2020 was 2.4 degrees above average and became New York's second mildest year, behind 2012. Only two months during the year, April and May, were chillier than average. November became the mildest on record, July the seventh hottest, and February and March each became the eighth mildest. January finished just outside the top 10, ranking eleventh, and June made it to sixteenth. The summer was the fifth hottest (tied with 1983). Despite 2020's warmer than average theme, there were some moments of chilliness worth noting:
- April had no highs in the 70s or 80s for the first time in 80 years.
- For the first time since 1978, May had readings in the 30s, and the low of 34° on the 8th was the coldest reading in May since 1891.
- The year's last reading of 80° or warmer was on Sept. 10, which was the earliest of any year with 20 or more days with highs of 90°+. A typical 90s/100s season lasts about three months (late May through late August), but in 2020 it was two months long (late June through late August).
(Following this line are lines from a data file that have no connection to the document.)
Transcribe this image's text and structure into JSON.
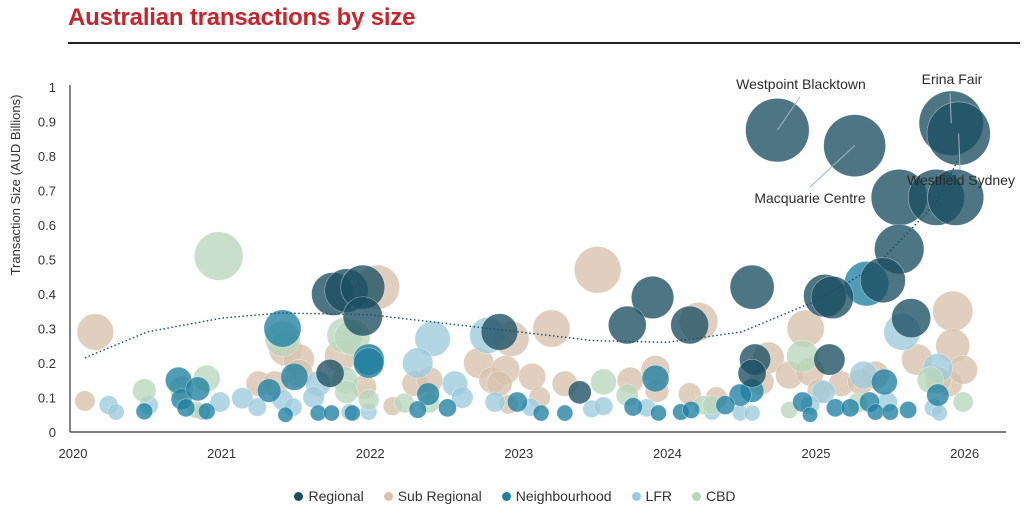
{
  "chart_data": {
    "type": "scatter",
    "title": "Australian transactions by size",
    "xlabel": "",
    "ylabel": "Transaction Size (AUD Billions)",
    "xlim": [
      2020,
      2026
    ],
    "ylim": [
      0,
      1
    ],
    "xticks": [
      "2020",
      "2021",
      "2022",
      "2023",
      "2024",
      "2025",
      "2026"
    ],
    "yticks": [
      "0",
      "0.1",
      "0.2",
      "0.3",
      "0.4",
      "0.5",
      "0.6",
      "0.7",
      "0.8",
      "0.9",
      "1"
    ],
    "grid": false,
    "legend_position": "bottom",
    "bubble_size": "proportional to transaction size",
    "series": [
      {
        "name": "Regional",
        "color": "#1b4e62",
        "points": [
          [
            2024.74,
            0.875
          ],
          [
            2025.26,
            0.83
          ],
          [
            2025.91,
            0.895
          ],
          [
            2025.96,
            0.865
          ],
          [
            2025.56,
            0.68
          ],
          [
            2025.81,
            0.68
          ],
          [
            2025.94,
            0.68
          ],
          [
            2025.56,
            0.53
          ],
          [
            2025.06,
            0.395
          ],
          [
            2025.11,
            0.39
          ],
          [
            2025.45,
            0.44
          ],
          [
            2025.64,
            0.33
          ],
          [
            2024.57,
            0.42
          ],
          [
            2023.9,
            0.39
          ],
          [
            2023.73,
            0.31
          ],
          [
            2024.15,
            0.31
          ],
          [
            2025.09,
            0.21
          ],
          [
            2021.75,
            0.4
          ],
          [
            2021.84,
            0.41
          ],
          [
            2021.95,
            0.42
          ],
          [
            2021.95,
            0.335
          ],
          [
            2022.87,
            0.29
          ],
          [
            2021.73,
            0.17
          ],
          [
            2023.41,
            0.115
          ],
          [
            2024.59,
            0.21
          ],
          [
            2024.57,
            0.17
          ]
        ]
      },
      {
        "name": "Sub Regional",
        "color": "#d7c2ad",
        "points": [
          [
            2020.15,
            0.29
          ],
          [
            2020.08,
            0.09
          ],
          [
            2022.05,
            0.42
          ],
          [
            2023.53,
            0.47
          ],
          [
            2023.22,
            0.3
          ],
          [
            2022.95,
            0.27
          ],
          [
            2024.21,
            0.32
          ],
          [
            2024.93,
            0.3
          ],
          [
            2025.92,
            0.35
          ],
          [
            2025.92,
            0.25
          ],
          [
            2025.68,
            0.21
          ],
          [
            2024.68,
            0.215
          ],
          [
            2021.43,
            0.24
          ],
          [
            2021.52,
            0.21
          ],
          [
            2021.52,
            0.17
          ],
          [
            2021.8,
            0.22
          ],
          [
            2021.25,
            0.14
          ],
          [
            2021.36,
            0.14
          ],
          [
            2021.99,
            0.21
          ],
          [
            2021.96,
            0.13
          ],
          [
            2022.3,
            0.14
          ],
          [
            2022.4,
            0.15
          ],
          [
            2022.73,
            0.2
          ],
          [
            2022.82,
            0.15
          ],
          [
            2022.91,
            0.18
          ],
          [
            2022.87,
            0.14
          ],
          [
            2023.09,
            0.16
          ],
          [
            2023.31,
            0.14
          ],
          [
            2023.14,
            0.1
          ],
          [
            2023.75,
            0.15
          ],
          [
            2023.92,
            0.18
          ],
          [
            2023.93,
            0.12
          ],
          [
            2024.15,
            0.11
          ],
          [
            2024.33,
            0.1
          ],
          [
            2024.63,
            0.145
          ],
          [
            2024.82,
            0.165
          ],
          [
            2024.96,
            0.175
          ],
          [
            2025.02,
            0.12
          ],
          [
            2025.17,
            0.14
          ],
          [
            2025.3,
            0.145
          ],
          [
            2025.4,
            0.165
          ],
          [
            2025.9,
            0.14
          ],
          [
            2025.82,
            0.15
          ],
          [
            2025.99,
            0.18
          ],
          [
            2022.93,
            0.08
          ],
          [
            2022.15,
            0.075
          ]
        ]
      },
      {
        "name": "Neighbourhood",
        "color": "#1f7fa0",
        "points": [
          [
            2021.41,
            0.3
          ],
          [
            2021.99,
            0.21
          ],
          [
            2023.92,
            0.155
          ],
          [
            2025.34,
            0.43
          ],
          [
            2025.46,
            0.145
          ],
          [
            2020.71,
            0.15
          ],
          [
            2020.73,
            0.095
          ],
          [
            2020.84,
            0.125
          ],
          [
            2021.32,
            0.12
          ],
          [
            2021.49,
            0.16
          ],
          [
            2021.99,
            0.2
          ],
          [
            2020.48,
            0.06
          ],
          [
            2020.76,
            0.07
          ],
          [
            2020.9,
            0.06
          ],
          [
            2021.65,
            0.055
          ],
          [
            2021.74,
            0.055
          ],
          [
            2021.88,
            0.055
          ],
          [
            2021.43,
            0.05
          ],
          [
            2022.39,
            0.11
          ],
          [
            2022.52,
            0.07
          ],
          [
            2022.32,
            0.065
          ],
          [
            2022.99,
            0.087
          ],
          [
            2023.15,
            0.055
          ],
          [
            2023.31,
            0.055
          ],
          [
            2023.77,
            0.073
          ],
          [
            2023.94,
            0.055
          ],
          [
            2024.09,
            0.058
          ],
          [
            2024.16,
            0.064
          ],
          [
            2024.57,
            0.12
          ],
          [
            2024.49,
            0.107
          ],
          [
            2024.91,
            0.087
          ],
          [
            2024.96,
            0.05
          ],
          [
            2025.13,
            0.07
          ],
          [
            2025.23,
            0.07
          ],
          [
            2025.36,
            0.087
          ],
          [
            2025.4,
            0.058
          ],
          [
            2025.5,
            0.058
          ],
          [
            2025.62,
            0.064
          ],
          [
            2025.82,
            0.107
          ],
          [
            2024.39,
            0.078
          ]
        ]
      },
      {
        "name": "LFR",
        "color": "#9ccbdc",
        "points": [
          [
            2022.42,
            0.27
          ],
          [
            2022.32,
            0.2
          ],
          [
            2022.79,
            0.28
          ],
          [
            2022.57,
            0.14
          ],
          [
            2022.62,
            0.1
          ],
          [
            2022.84,
            0.087
          ],
          [
            2023.08,
            0.072
          ],
          [
            2023.49,
            0.067
          ],
          [
            2023.57,
            0.075
          ],
          [
            2023.86,
            0.07
          ],
          [
            2024.3,
            0.058
          ],
          [
            2020.24,
            0.078
          ],
          [
            2020.29,
            0.058
          ],
          [
            2020.51,
            0.078
          ],
          [
            2020.99,
            0.087
          ],
          [
            2021.14,
            0.098
          ],
          [
            2021.24,
            0.072
          ],
          [
            2021.41,
            0.093
          ],
          [
            2021.48,
            0.072
          ],
          [
            2021.65,
            0.14
          ],
          [
            2021.62,
            0.101
          ],
          [
            2021.86,
            0.058
          ],
          [
            2021.99,
            0.058
          ],
          [
            2020.87,
            0.058
          ],
          [
            2025.58,
            0.29
          ],
          [
            2025.82,
            0.185
          ],
          [
            2025.32,
            0.165
          ],
          [
            2025.05,
            0.116
          ],
          [
            2024.96,
            0.078
          ],
          [
            2025.48,
            0.087
          ],
          [
            2025.79,
            0.07
          ],
          [
            2025.83,
            0.055
          ],
          [
            2024.49,
            0.055
          ],
          [
            2024.57,
            0.055
          ]
        ]
      },
      {
        "name": "CBD",
        "color": "#b9d6bc",
        "points": [
          [
            2020.98,
            0.51
          ],
          [
            2021.83,
            0.28
          ],
          [
            2021.88,
            0.275
          ],
          [
            2021.41,
            0.27
          ],
          [
            2020.48,
            0.12
          ],
          [
            2020.9,
            0.155
          ],
          [
            2020.73,
            0.127
          ],
          [
            2021.83,
            0.151
          ],
          [
            2021.84,
            0.116
          ],
          [
            2021.99,
            0.093
          ],
          [
            2020.83,
            0.064
          ],
          [
            2022.23,
            0.084
          ],
          [
            2022.4,
            0.084
          ],
          [
            2023.57,
            0.145
          ],
          [
            2023.73,
            0.107
          ],
          [
            2024.24,
            0.078
          ],
          [
            2024.91,
            0.22
          ],
          [
            2024.82,
            0.064
          ],
          [
            2024.3,
            0.078
          ],
          [
            2025.77,
            0.151
          ],
          [
            2025.99,
            0.087
          ],
          [
            2025.28,
            0.084
          ]
        ]
      }
    ],
    "trendline": {
      "style": "dotted",
      "points": [
        [
          2020.08,
          0.215
        ],
        [
          2020.5,
          0.29
        ],
        [
          2021,
          0.33
        ],
        [
          2021.4,
          0.345
        ],
        [
          2022,
          0.34
        ],
        [
          2022.6,
          0.31
        ],
        [
          2023,
          0.29
        ],
        [
          2023.5,
          0.265
        ],
        [
          2024,
          0.26
        ],
        [
          2024.5,
          0.29
        ],
        [
          2025,
          0.38
        ],
        [
          2025.4,
          0.48
        ],
        [
          2025.8,
          0.66
        ],
        [
          2025.97,
          0.8
        ]
      ]
    },
    "annotations": [
      {
        "label": "Westpoint Blacktown",
        "point": [
          2024.74,
          0.875
        ]
      },
      {
        "label": "Macquarie Centre",
        "point": [
          2025.26,
          0.83
        ]
      },
      {
        "label": "Erina Fair",
        "point": [
          2025.91,
          0.895
        ]
      },
      {
        "label": "Westfield Sydney",
        "point": [
          2025.96,
          0.865
        ]
      }
    ]
  }
}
However, the number of days in the 90s in 2020 was slightly more than average (20 days).
- Later in September, the low of 49° on Sept. 21 was the the earliest for a low in the 40s since 1993.
- Halloween had its first low of 32° or colder since 1988.
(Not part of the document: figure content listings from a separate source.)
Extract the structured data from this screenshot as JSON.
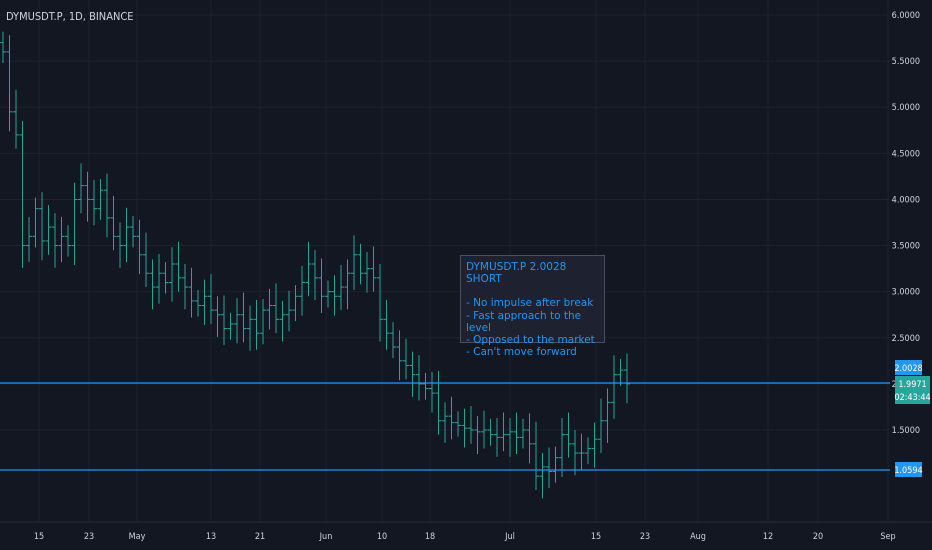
{
  "header": {
    "symbol_line": "DYMUSDT.P, 1D, BINANCE"
  },
  "annotation": {
    "title": "DYMUSDT.P 2.0028 SHORT",
    "lines": [
      "- No impulse after break",
      "- Fast approach to the level",
      "- Opposed to the market",
      "- Can't move forward"
    ]
  },
  "price_labels": {
    "level_high": "2.0028",
    "current": "1.9971",
    "countdown": "02:43:44",
    "level_low": "1.0594"
  },
  "colors": {
    "background": "#131722",
    "candle": "#26a69a",
    "level_line": "#2196f3",
    "grid": "#1e222d",
    "text": "#d1d4dc"
  },
  "chart_data": {
    "type": "ohlc",
    "x_ticks": [
      "15",
      "23",
      "May",
      "13",
      "21",
      "Jun",
      "10",
      "18",
      "Jul",
      "15",
      "23",
      "Aug",
      "12",
      "20",
      "Sep"
    ],
    "y_ticks": [
      "6.0000",
      "5.5000",
      "5.0000",
      "4.5000",
      "4.0000",
      "3.5000",
      "3.0000",
      "2.5000",
      "2.0000",
      "1.5000"
    ],
    "ylim": [
      0.8,
      6.1
    ],
    "horizontal_levels": [
      2.0028,
      1.0594
    ],
    "closes": [
      5.6,
      4.95,
      4.7,
      3.5,
      3.6,
      3.9,
      3.55,
      3.7,
      3.5,
      3.6,
      3.5,
      4.0,
      4.15,
      4.0,
      3.9,
      4.1,
      3.8,
      3.6,
      3.5,
      3.7,
      3.6,
      3.4,
      3.2,
      3.05,
      3.2,
      3.1,
      3.3,
      3.15,
      3.05,
      2.9,
      2.85,
      2.95,
      2.8,
      2.75,
      2.6,
      2.65,
      2.75,
      2.6,
      2.7,
      2.55,
      2.8,
      2.85,
      2.7,
      2.75,
      2.8,
      2.95,
      3.1,
      3.3,
      3.15,
      2.95,
      3.0,
      2.95,
      3.05,
      3.2,
      3.4,
      3.2,
      3.25,
      3.15,
      2.7,
      2.55,
      2.4,
      2.25,
      2.2,
      2.1,
      2.0,
      1.95,
      1.9,
      1.6,
      1.65,
      1.58,
      1.55,
      1.52,
      1.5,
      1.48,
      1.5,
      1.45,
      1.42,
      1.45,
      1.48,
      1.42,
      1.5,
      1.35,
      1.0,
      1.1,
      1.05,
      1.2,
      1.45,
      1.35,
      1.25,
      1.25,
      1.3,
      1.4,
      1.6,
      1.8,
      2.1,
      2.15,
      2.0
    ],
    "series": [
      {
        "name": "DYMUSDT.P",
        "ohlc_note": "daily bars"
      }
    ]
  }
}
- The first half of the year was dry as the 16.15" measured was eight inches below average (the seventeenth driest first half on record). The second half, however, had nearly twice as much precipitation, with 29.20" measured (three-and-a-half inches above average). May and June both had less than two inches of rain, the first time since 1993 that these months were this dry. Overall, 2020 had 45.35" of precipitation, 4.59" below average.
- Jan. 10 and 11 had record highs of 69° and 68°, respectively. Meanwhile, chilly April's warmest reading was 68°, the first time since 1940 that April's mildest reading wasn't 70° or warmer.
- The winter of 2020's last measurable snowfall was on Jan. 18, the earliest date on record for a last snowfall (breaking 2002's record by one day). At the end of the year December's snowstorm produced more than twice as much as the previous winter.
- Four tropical systems moved through the area. The year's biggest rainmaker was from the first, tropical storm Fay, on July 10, which produced 2.54" of rain, most of it falling in a three-hour period during the afternoon. While Fay brought the rain, tropical storm Isaias on Aug. 4 delivered ferocious winds, with 65-75 mph gusts common outside of Central Park (which had a peak gust of 48 mph).
- July's coolest reading of 67° was the mildest coolest reading of any July. Furthermore, July 2020 had the most lows in the 70s or warmer of any month (26). This helped July become just the seventh to have an average temperature of 80° or above.
- November had its first streak of six days with highs in the 70s (Nov. 6-11). Later in the month, Thanksgiving Day's high of 65° tied for third warmest, and its low of 55° was mildest ever on this holiday. The 0.79" of rain in the morning was the seventh greatest amount for Thanksgiving.
- The 10.5" snowstorm of Dec. 16-17 was the biggest December snowfall in 10 years and the 13th during the month of 10 inches or more. And at 1.7 degrees above average, December 2020 was the second mildest to have more than ten inches of snow.
- An intense storm system on Christmas Day morning dumped the third greatest amount of precipitation on the holiday (0.92"). The day's high of 61° was the eighth reading in the 60s on the holiday. The temperature dropped 32 degrees by midnight, which was the biggest daily drop in temperature all year. 2020 became just the second year (2015 is the other) to have highs in the 60s on Christmas Day (61°), Thanksgiving Day (65°) and Easter Sunday (63°).
- Finally, the temperature profiles of 2020's first and last month were nearly identical. However, December had more than twice the amount of precipitation than January and nearly five times as much snowfall. Despite their similar temperatures January's was much more above average.